What Fernández-Armesto doesn’t quite say, but suggests strongly, is that the change from gathering to farming particularly benefits leaders. By making underlings absolutely dependent on central infrastructure (cleared land, irrigation), the leader increases his control over them. Public choice theory, neolithic edition. (That sounds so good I’m putting it in the title).

Fernández-Armesto makes an analogy with 19th-century industrialisation. Landowners benefited, but workers didn’t. (Of course, in the long run we all benefited from both farming and industrialisation, but as Fernández-Armesto correctly points out, that could hardly justify them at the time if they made most peoples’ lives worse).

The point here is that central control is the mechanism for preventing “defection” back to more pleasant lifestyles.

This second explanation rings true to me:

There is a second explanation, which is randomness plus a ratchet — even if going from gathering to farming is unpleasant, going back, once population has increased, is likely to be much worse. So for whatever freakish reason agriculture starts, it’s likely to stay, and spread.

Comments

  1. James James says:

    Not only do rulers benefit from increased control, they benefit from increased wealth. Increasing the population might not increase per-capita GDP, but if it increases total GDP, this makes the rent-collecting class (landowners and the state) better off.

    However, I don’t think increased power or wealth for rulers explains the switch from hunter-gathering to agriculture. That would require that the switch be directed from the top, but in reality it wasn’t.
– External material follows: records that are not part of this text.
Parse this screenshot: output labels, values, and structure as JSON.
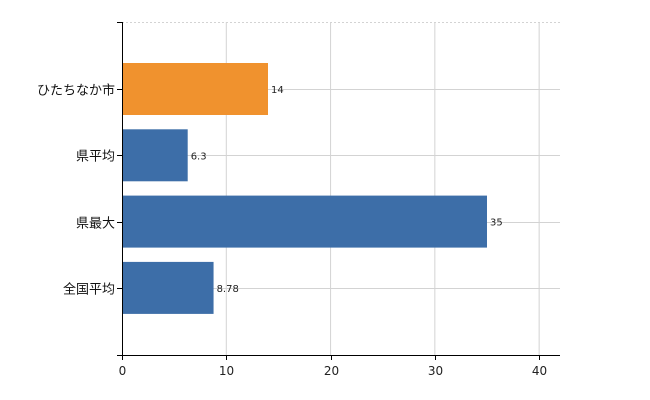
{
  "chart_data": {
    "type": "bar",
    "orientation": "horizontal",
    "title": "",
    "xlabel": "",
    "ylabel": "",
    "categories": [
      "ひたちなか市",
      "県平均",
      "県最大",
      "全国平均"
    ],
    "values": [
      14,
      6.3,
      35,
      8.78
    ],
    "value_labels": [
      "14",
      "6.3",
      "35",
      "8.78"
    ],
    "bar_colors": [
      "#f0922e",
      "#3d6ea8",
      "#3d6ea8",
      "#3d6ea8"
    ],
    "xlim": [
      0,
      42
    ],
    "xticks": [
      0,
      10,
      20,
      30,
      40
    ],
    "xtick_labels": [
      "0",
      "10",
      "20",
      "30",
      "40"
    ],
    "grid": true,
    "grid_color": "#d3d3d3",
    "axis_color": "#000000",
    "legend": false
  }
}
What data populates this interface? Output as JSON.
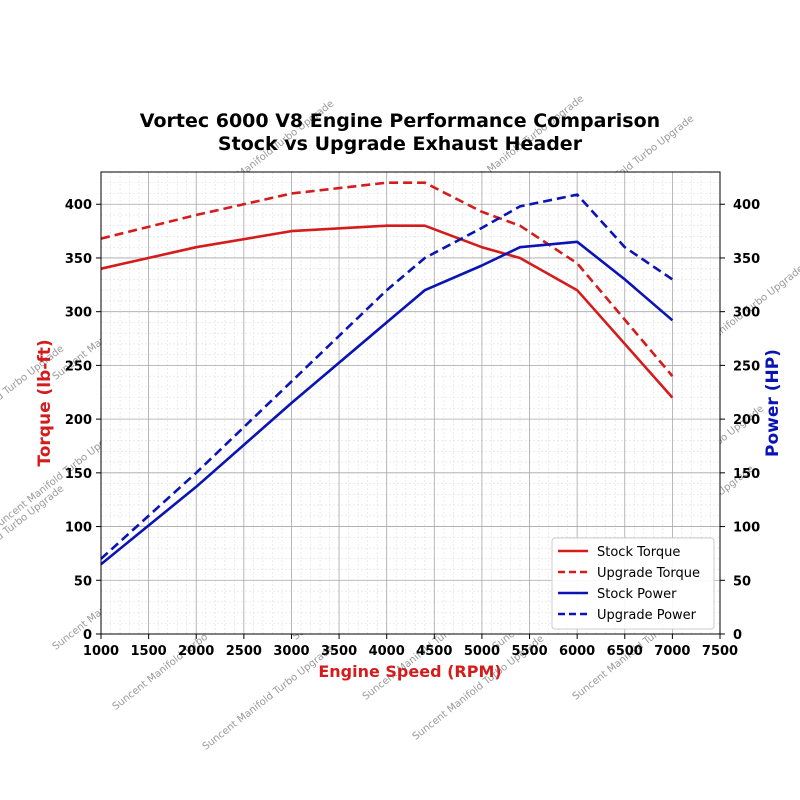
{
  "chart_data": {
    "type": "line",
    "title": "Vortec 6000 V8 Engine Performance Comparison",
    "subtitle": "Stock vs Upgrade Exhaust Header",
    "xlabel": "Engine Speed (RPM)",
    "ylabel_left": "Torque (lb-ft)",
    "ylabel_right": "Power (HP)",
    "xlim": [
      1000,
      7500
    ],
    "ylim_left": [
      0,
      430
    ],
    "ylim_right": [
      0,
      430
    ],
    "x_ticks": [
      1000,
      1500,
      2000,
      2500,
      3000,
      3500,
      4000,
      4500,
      5000,
      5500,
      6000,
      6500,
      7000,
      7500
    ],
    "y_ticks": [
      0,
      50,
      100,
      150,
      200,
      250,
      300,
      350,
      400
    ],
    "grid": true,
    "minor_grid": true,
    "legend_position": "lower-right",
    "colors": {
      "torque_axis": "#d41c1c",
      "power_axis": "#0a14b4",
      "stock_torque": "#d41c1c",
      "upgrade_torque": "#d41c1c",
      "stock_power": "#0a14b4",
      "upgrade_power": "#0a14b4"
    },
    "series": [
      {
        "name": "Stock Torque",
        "axis": "left",
        "style": "solid",
        "color": "#d41c1c",
        "x": [
          1000,
          2000,
          3000,
          4000,
          4400,
          5000,
          5400,
          6000,
          7000
        ],
        "values": [
          340,
          360,
          375,
          380,
          380,
          360,
          350,
          320,
          220
        ]
      },
      {
        "name": "Upgrade Torque",
        "axis": "left",
        "style": "dashed",
        "color": "#d41c1c",
        "x": [
          1000,
          2000,
          3000,
          4000,
          4400,
          5000,
          5400,
          6000,
          7000
        ],
        "values": [
          368,
          390,
          410,
          420,
          420,
          393,
          380,
          345,
          240
        ]
      },
      {
        "name": "Stock Power",
        "axis": "right",
        "style": "solid",
        "color": "#0a14b4",
        "x": [
          1000,
          2000,
          3000,
          4000,
          4400,
          5000,
          5400,
          6000,
          6500,
          7000
        ],
        "values": [
          65,
          137,
          215,
          290,
          320,
          343,
          360,
          365,
          330,
          292
        ]
      },
      {
        "name": "Upgrade Power",
        "axis": "right",
        "style": "dashed",
        "color": "#0a14b4",
        "x": [
          1000,
          2000,
          3000,
          4000,
          4400,
          5000,
          5400,
          6000,
          6500,
          7000
        ],
        "values": [
          70,
          150,
          235,
          320,
          350,
          378,
          398,
          409,
          360,
          330
        ]
      }
    ]
  },
  "watermark": "Suncent Manifold Turbo Upgrade"
}
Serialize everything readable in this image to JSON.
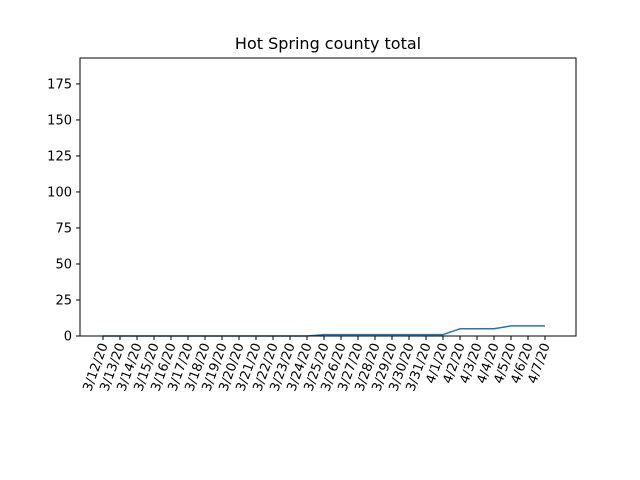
{
  "chart_data": {
    "type": "line",
    "title": "Hot Spring county total",
    "xlabel": "",
    "ylabel": "",
    "categories": [
      "3/12/20",
      "3/13/20",
      "3/14/20",
      "3/15/20",
      "3/16/20",
      "3/17/20",
      "3/18/20",
      "3/19/20",
      "3/20/20",
      "3/21/20",
      "3/22/20",
      "3/23/20",
      "3/24/20",
      "3/25/20",
      "3/26/20",
      "3/27/20",
      "3/28/20",
      "3/29/20",
      "3/30/20",
      "3/31/20",
      "4/1/20",
      "4/2/20",
      "4/3/20",
      "4/4/20",
      "4/5/20",
      "4/6/20",
      "4/7/20"
    ],
    "series": [
      {
        "values": [
          0,
          0,
          0,
          0,
          0,
          0,
          0,
          0,
          0,
          0,
          0,
          0,
          0,
          1,
          1,
          1,
          1,
          1,
          1,
          1,
          1,
          5,
          5,
          5,
          7,
          7,
          7
        ],
        "color": "#1f77b4"
      }
    ],
    "yticks": [
      0,
      25,
      50,
      75,
      100,
      125,
      150,
      175
    ],
    "ylim": [
      0,
      193
    ],
    "grid": false,
    "legend": "none"
  }
}
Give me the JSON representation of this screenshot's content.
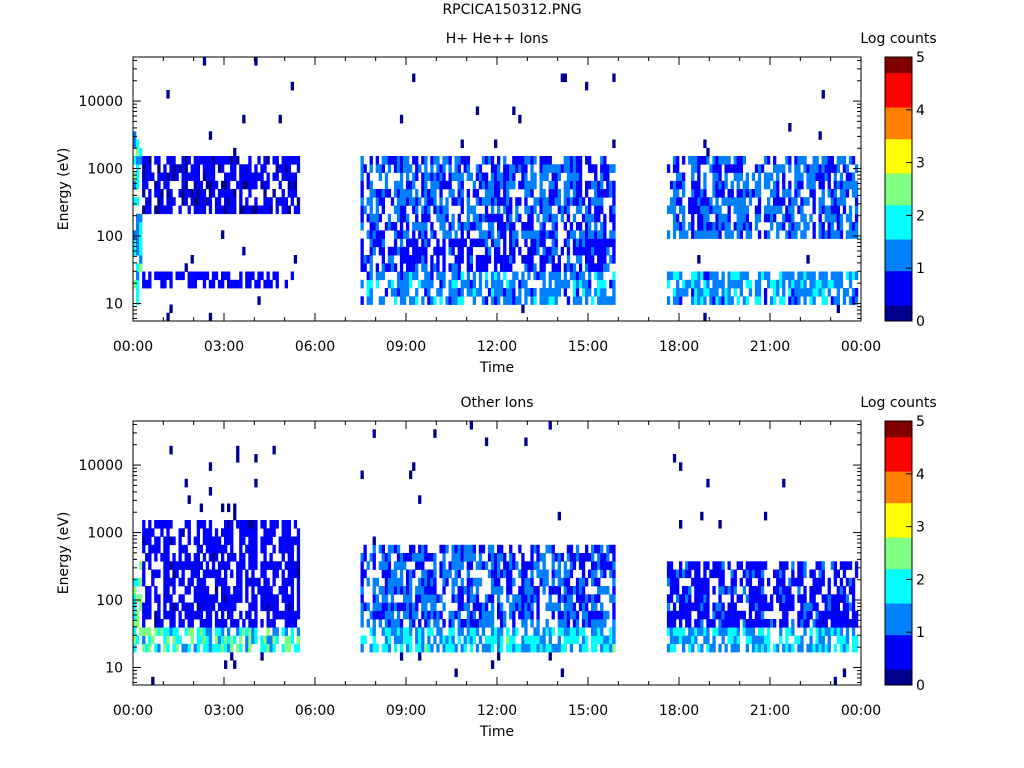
{
  "page_title": "RPCICA150312.PNG",
  "colors": {
    "colormap": [
      "#00008f",
      "#0000ff",
      "#0080ff",
      "#00ffff",
      "#80ff80",
      "#ffff00",
      "#ff8000",
      "#ff0000",
      "#800000"
    ],
    "axis": "#000000",
    "background": "#ffffff"
  },
  "chart_data": [
    {
      "type": "heatmap",
      "title": "H+ He++ Ions",
      "xlabel": "Time",
      "ylabel": "Energy (eV)",
      "x_ticks": [
        "00:00",
        "03:00",
        "06:00",
        "09:00",
        "12:00",
        "15:00",
        "18:00",
        "21:00",
        "00:00"
      ],
      "xlim_hours": [
        0,
        24
      ],
      "y_scale": "log",
      "ylim": [
        5.5,
        45000
      ],
      "y_ticks": [
        "10",
        "100",
        "1000",
        "10000"
      ],
      "y_tick_values": [
        10,
        100,
        1000,
        10000
      ],
      "colorbar": {
        "label": "Log counts",
        "range": [
          0,
          5
        ],
        "ticks": [
          "0",
          "1",
          "2",
          "3",
          "4",
          "5"
        ]
      },
      "data_gaps_hours": [
        [
          5.5,
          7.5
        ],
        [
          15.9,
          17.6
        ]
      ],
      "activity_segments": [
        {
          "start": 0.0,
          "end": 0.3,
          "e_low": 10,
          "e_high": 4000,
          "level": 1.8
        },
        {
          "start": 0.3,
          "end": 5.5,
          "e_low": 15,
          "e_high": 30,
          "level": 0.6
        },
        {
          "start": 0.3,
          "end": 5.5,
          "e_low": 200,
          "e_high": 1500,
          "level": 0.4
        },
        {
          "start": 7.5,
          "end": 15.9,
          "e_low": 10,
          "e_high": 30,
          "level": 1.3
        },
        {
          "start": 7.5,
          "end": 15.9,
          "e_low": 30,
          "e_high": 100,
          "level": 0.8
        },
        {
          "start": 7.5,
          "end": 15.9,
          "e_low": 100,
          "e_high": 1500,
          "level": 1.0
        },
        {
          "start": 17.6,
          "end": 23.9,
          "e_low": 10,
          "e_high": 30,
          "level": 1.4
        },
        {
          "start": 17.6,
          "end": 23.9,
          "e_low": 100,
          "e_high": 1500,
          "level": 1.1
        }
      ]
    },
    {
      "type": "heatmap",
      "title": "Other Ions",
      "xlabel": "Time",
      "ylabel": "Energy (eV)",
      "x_ticks": [
        "00:00",
        "03:00",
        "06:00",
        "09:00",
        "12:00",
        "15:00",
        "18:00",
        "21:00",
        "00:00"
      ],
      "xlim_hours": [
        0,
        24
      ],
      "y_scale": "log",
      "ylim": [
        5.5,
        45000
      ],
      "y_ticks": [
        "10",
        "100",
        "1000",
        "10000"
      ],
      "y_tick_values": [
        10,
        100,
        1000,
        10000
      ],
      "colorbar": {
        "label": "Log counts",
        "range": [
          0,
          5
        ],
        "ticks": [
          "0",
          "1",
          "2",
          "3",
          "4",
          "5"
        ]
      },
      "data_gaps_hours": [
        [
          5.5,
          7.5
        ],
        [
          15.9,
          17.6
        ]
      ],
      "activity_segments": [
        {
          "start": 0.0,
          "end": 0.3,
          "e_low": 20,
          "e_high": 400,
          "level": 2.3
        },
        {
          "start": 0.0,
          "end": 5.5,
          "e_low": 15,
          "e_high": 35,
          "level": 2.0
        },
        {
          "start": 0.3,
          "end": 5.5,
          "e_low": 35,
          "e_high": 1500,
          "level": 0.5
        },
        {
          "start": 7.5,
          "end": 15.9,
          "e_low": 15,
          "e_high": 35,
          "level": 1.7
        },
        {
          "start": 7.5,
          "end": 15.9,
          "e_low": 35,
          "e_high": 600,
          "level": 1.0
        },
        {
          "start": 17.6,
          "end": 23.9,
          "e_low": 15,
          "e_high": 35,
          "level": 1.6
        },
        {
          "start": 17.6,
          "end": 23.9,
          "e_low": 35,
          "e_high": 400,
          "level": 0.8
        }
      ]
    }
  ]
}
    The reason for the switch is more likely that

    1. sedentry peoples can exclude roving peoples from the land, thus forcing roving peoples to extinction. Roving Red Indians can’t hunt wild buffalo if there aren’t any wild buffalo left because the land has all been turned into farms.

    2. agriculture is more productive. This productivity gets turned into more people instead of higher living standards.

    For both reasons, sedentry agriculture Darwinianly outcompetes roving hunter-gatherers.

  2. James James says:

    “19th-century industrialisation. Landowners benefited, but workers didn’t”

    That doesn’t sound right to me.

    Clark says in Farewell To Alms that the Industrial Revolution was unique because productivity gains were turned into higher living standards for the common man, rather than just being used to produce more people. Productivity growth outstripped population growth for the first time.

    Industrial Revolution workers benefited in the sense that they chose to move to the cities, Highland clearances notwithstanding. The Highland clearances might be an example of a genuine directed plan to force people into the cities, but this is likely unnecessary, because poor people still flock to the cities in poor countries (and indeed in rich ones).

  3. Alrenous says:

    Farming can start gradually.

    First a few tucked-away bits of hidden dirt where seeds, usually trash, are planted. It’s nicer than hunting all over the forest for food, so they expand them. Eventually they get big enough to be found by enemies, but then they’re big enough to be worth defending. Plus, you gonna let the next tribe over insult you like that? If, around this time, the population has grown some, they’ll get lassoed by the fields.